I have such a conflicting fashion sense you know??
I dress in business attire and/or church appropriate clothing for class, because I feel self conscious if I don’t look professional. Yet, there’s like an inner hippy inside of me that longs to wear oversized ponchos and baggy clothing.
I don’t know. I spent most of my time on amazon today looking at variations of harem pants (I’m slightly obsessed) and things labeled “bohemian”. It’s not that I have a problem with that style, that I think it looks bad or anything, it’s just radically different from what I normally wear and I don’t know if I would be comfortable in it.
I mean, my current wardrobe makes a few subtle references to that which is “bohemian”. My tunic shirt and my current pair of harem pants are covered in paisleys. I’m also slowly adding long dresses to my wardrobe as well.
Literally, ever since about 9th grade, I have had a fascination and love for bohemian style. I’ve just never felt comfortable pulling it off. I’ve never felt I had the personality or the right body type to pull it off. I always imagine “bohemian” being wore by a waif thin girl with no curves, a girl who is a giant “eco-freak”, maybe someone who smokes too much weed. I don’t really fit that stereotype. My entire life has consisted of tight, fitted clothes. Baggy or loose clothing has never been acceptable.
I did go through a period where I wore a lot of loose fitting shirts, but in the last couple of years I have moved away from that towards very tight clothes. I don’t know. Perhaps it is time for my style to go through another evolution??

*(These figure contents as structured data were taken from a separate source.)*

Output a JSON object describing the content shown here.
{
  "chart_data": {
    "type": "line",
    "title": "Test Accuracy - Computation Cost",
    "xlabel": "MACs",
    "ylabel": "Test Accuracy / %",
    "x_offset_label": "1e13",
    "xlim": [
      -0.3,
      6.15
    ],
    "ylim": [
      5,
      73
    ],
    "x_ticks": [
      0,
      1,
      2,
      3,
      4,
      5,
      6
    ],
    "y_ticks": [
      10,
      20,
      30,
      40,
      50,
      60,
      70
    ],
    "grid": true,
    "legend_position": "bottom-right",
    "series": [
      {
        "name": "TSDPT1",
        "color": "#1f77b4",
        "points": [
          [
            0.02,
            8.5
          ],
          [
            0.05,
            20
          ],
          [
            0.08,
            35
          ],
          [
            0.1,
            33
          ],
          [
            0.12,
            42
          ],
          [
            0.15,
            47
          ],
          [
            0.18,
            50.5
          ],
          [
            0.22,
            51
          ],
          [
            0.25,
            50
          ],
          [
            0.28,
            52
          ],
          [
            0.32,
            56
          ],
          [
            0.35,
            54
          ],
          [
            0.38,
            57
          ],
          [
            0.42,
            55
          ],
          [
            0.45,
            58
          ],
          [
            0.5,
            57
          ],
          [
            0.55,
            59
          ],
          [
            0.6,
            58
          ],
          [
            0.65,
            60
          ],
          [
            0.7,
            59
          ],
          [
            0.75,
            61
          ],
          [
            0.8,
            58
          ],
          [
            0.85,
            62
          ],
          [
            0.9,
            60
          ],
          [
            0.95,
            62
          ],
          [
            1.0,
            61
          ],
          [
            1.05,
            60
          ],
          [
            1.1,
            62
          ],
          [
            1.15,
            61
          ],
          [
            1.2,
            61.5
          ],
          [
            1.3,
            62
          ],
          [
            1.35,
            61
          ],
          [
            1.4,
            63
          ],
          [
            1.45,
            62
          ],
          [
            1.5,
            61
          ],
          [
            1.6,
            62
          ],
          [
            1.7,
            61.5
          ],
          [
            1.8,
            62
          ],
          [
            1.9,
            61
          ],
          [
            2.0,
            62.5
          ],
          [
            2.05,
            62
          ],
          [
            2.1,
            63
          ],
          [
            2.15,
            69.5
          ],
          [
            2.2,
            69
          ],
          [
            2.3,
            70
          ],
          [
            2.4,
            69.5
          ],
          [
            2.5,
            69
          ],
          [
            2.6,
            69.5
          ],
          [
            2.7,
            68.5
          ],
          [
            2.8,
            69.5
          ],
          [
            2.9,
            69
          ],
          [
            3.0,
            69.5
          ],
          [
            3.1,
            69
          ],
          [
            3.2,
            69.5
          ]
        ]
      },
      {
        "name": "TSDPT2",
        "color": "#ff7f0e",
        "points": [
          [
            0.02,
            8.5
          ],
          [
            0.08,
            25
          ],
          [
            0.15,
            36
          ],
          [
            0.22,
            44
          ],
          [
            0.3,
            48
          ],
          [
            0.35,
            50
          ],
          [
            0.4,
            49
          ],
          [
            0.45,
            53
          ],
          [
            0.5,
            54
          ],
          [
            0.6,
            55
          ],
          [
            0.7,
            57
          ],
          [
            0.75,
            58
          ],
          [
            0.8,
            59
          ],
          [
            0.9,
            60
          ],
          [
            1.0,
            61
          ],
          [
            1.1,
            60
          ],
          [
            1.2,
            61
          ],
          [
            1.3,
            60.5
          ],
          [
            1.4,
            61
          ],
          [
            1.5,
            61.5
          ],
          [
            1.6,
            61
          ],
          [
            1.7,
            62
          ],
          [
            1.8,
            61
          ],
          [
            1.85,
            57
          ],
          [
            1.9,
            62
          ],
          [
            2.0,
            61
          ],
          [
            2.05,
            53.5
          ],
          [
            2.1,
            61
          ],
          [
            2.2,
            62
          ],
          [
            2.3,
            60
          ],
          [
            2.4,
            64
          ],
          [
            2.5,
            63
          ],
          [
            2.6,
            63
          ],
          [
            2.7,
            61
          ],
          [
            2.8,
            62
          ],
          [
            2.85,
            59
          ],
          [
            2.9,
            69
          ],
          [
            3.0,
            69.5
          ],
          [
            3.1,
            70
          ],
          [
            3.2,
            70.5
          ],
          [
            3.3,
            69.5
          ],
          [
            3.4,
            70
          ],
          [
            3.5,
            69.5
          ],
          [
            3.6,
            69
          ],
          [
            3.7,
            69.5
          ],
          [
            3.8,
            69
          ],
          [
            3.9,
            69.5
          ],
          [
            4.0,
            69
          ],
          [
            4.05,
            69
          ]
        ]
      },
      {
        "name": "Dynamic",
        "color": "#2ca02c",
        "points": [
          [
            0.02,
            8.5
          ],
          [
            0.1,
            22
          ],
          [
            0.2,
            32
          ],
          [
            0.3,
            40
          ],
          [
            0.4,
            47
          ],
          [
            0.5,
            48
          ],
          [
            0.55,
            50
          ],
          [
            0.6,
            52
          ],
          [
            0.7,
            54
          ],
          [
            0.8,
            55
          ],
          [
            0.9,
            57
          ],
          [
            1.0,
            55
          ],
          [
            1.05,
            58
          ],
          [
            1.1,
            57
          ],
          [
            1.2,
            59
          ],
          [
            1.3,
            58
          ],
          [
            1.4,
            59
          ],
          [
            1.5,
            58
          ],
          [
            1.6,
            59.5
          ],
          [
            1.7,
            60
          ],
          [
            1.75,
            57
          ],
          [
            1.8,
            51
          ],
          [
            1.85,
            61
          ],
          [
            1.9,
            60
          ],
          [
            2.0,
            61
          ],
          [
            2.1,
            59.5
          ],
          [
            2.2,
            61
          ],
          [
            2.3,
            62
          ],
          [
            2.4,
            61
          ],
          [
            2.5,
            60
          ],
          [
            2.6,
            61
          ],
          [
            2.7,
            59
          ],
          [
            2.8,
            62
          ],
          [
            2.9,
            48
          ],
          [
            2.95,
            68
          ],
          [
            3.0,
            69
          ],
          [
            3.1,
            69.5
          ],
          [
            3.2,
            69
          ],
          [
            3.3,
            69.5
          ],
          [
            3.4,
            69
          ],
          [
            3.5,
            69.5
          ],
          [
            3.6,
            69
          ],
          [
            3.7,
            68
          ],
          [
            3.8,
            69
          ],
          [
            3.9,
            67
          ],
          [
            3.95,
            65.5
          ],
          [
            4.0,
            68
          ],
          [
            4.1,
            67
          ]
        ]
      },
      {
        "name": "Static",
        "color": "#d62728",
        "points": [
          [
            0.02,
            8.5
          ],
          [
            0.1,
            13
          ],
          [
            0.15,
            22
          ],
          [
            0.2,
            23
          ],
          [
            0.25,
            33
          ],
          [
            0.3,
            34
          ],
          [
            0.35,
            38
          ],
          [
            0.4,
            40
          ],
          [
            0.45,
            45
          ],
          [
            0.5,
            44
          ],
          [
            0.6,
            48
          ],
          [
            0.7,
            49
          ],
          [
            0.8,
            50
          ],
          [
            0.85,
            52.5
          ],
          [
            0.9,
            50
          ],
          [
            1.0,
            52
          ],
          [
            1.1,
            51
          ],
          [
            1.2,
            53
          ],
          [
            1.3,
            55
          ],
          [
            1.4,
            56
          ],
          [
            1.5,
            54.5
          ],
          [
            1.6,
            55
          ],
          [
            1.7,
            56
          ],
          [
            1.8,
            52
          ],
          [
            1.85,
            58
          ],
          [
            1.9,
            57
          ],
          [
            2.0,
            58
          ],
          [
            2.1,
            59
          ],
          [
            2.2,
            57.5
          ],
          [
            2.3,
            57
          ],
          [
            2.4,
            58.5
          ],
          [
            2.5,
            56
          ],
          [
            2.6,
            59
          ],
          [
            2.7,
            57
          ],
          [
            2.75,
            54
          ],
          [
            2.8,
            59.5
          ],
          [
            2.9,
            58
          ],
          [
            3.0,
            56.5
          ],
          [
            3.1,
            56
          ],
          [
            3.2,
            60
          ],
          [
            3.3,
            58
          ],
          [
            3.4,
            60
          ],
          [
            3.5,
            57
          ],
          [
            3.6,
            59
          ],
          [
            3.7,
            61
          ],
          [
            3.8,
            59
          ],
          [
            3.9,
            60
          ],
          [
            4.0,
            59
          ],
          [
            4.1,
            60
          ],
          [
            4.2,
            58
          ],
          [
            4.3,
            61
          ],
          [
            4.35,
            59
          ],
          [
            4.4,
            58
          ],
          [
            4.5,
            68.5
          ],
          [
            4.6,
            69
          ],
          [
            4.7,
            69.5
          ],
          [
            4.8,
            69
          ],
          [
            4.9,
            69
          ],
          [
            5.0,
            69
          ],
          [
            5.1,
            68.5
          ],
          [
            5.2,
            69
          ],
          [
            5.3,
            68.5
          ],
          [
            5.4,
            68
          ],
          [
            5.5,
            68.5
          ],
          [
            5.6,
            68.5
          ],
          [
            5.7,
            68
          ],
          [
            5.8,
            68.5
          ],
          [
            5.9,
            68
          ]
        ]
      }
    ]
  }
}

I guess the biggest problem with dressing bohemian, I hate the color brown. And that’s the main color I think of when I think of “bohemian”. I have slowed started to incorporate a few brown pieces into my wardrobe; you know, a pair of brown sandals and brown heels, a brown belt, all dictated by necessity. I really hate the color brown though. I could never have an all brown wardrobe. Can bohemian be done in black I wonder??
I don’t know. This is a very random topic. I’m just thinking out loud I suppose. As much as my self-confidence has improved over the years and I have learned to wear what I want regardless of what other people think, there are still things that cause me to hesitate. And it’s the cheapskate in me too. I’d rather spend money on a tested and true clothing item I know I will wear, rather than something “risky” that may just hang in my closet.
Of course, no one says your wardrobe has to be cohesive. I could dress fancy one day and bohemian the next, but I just like to try and look similar throughout each day. I don’t like extreme fluctuations in outfits. I feel like it makes me look flaky or something. I don’t know. I’m sure most people don’t pay that much attention to this sort of stuff, especially in college where the only people you’re likely to see everyday are your closest friends.
Ah well. These are just musings. I’ll probably waste the rest of my phone battery looking at clothes on amazon, dreaming about being hippy chic. Haha.
Tomorrow is our annual get together with my dad’s side of the family. That should be interesting at least. It’ll give me something to write about tomorrow I suppose. Hopefully all goes well and the cake I helped my mom make tonight tastes good.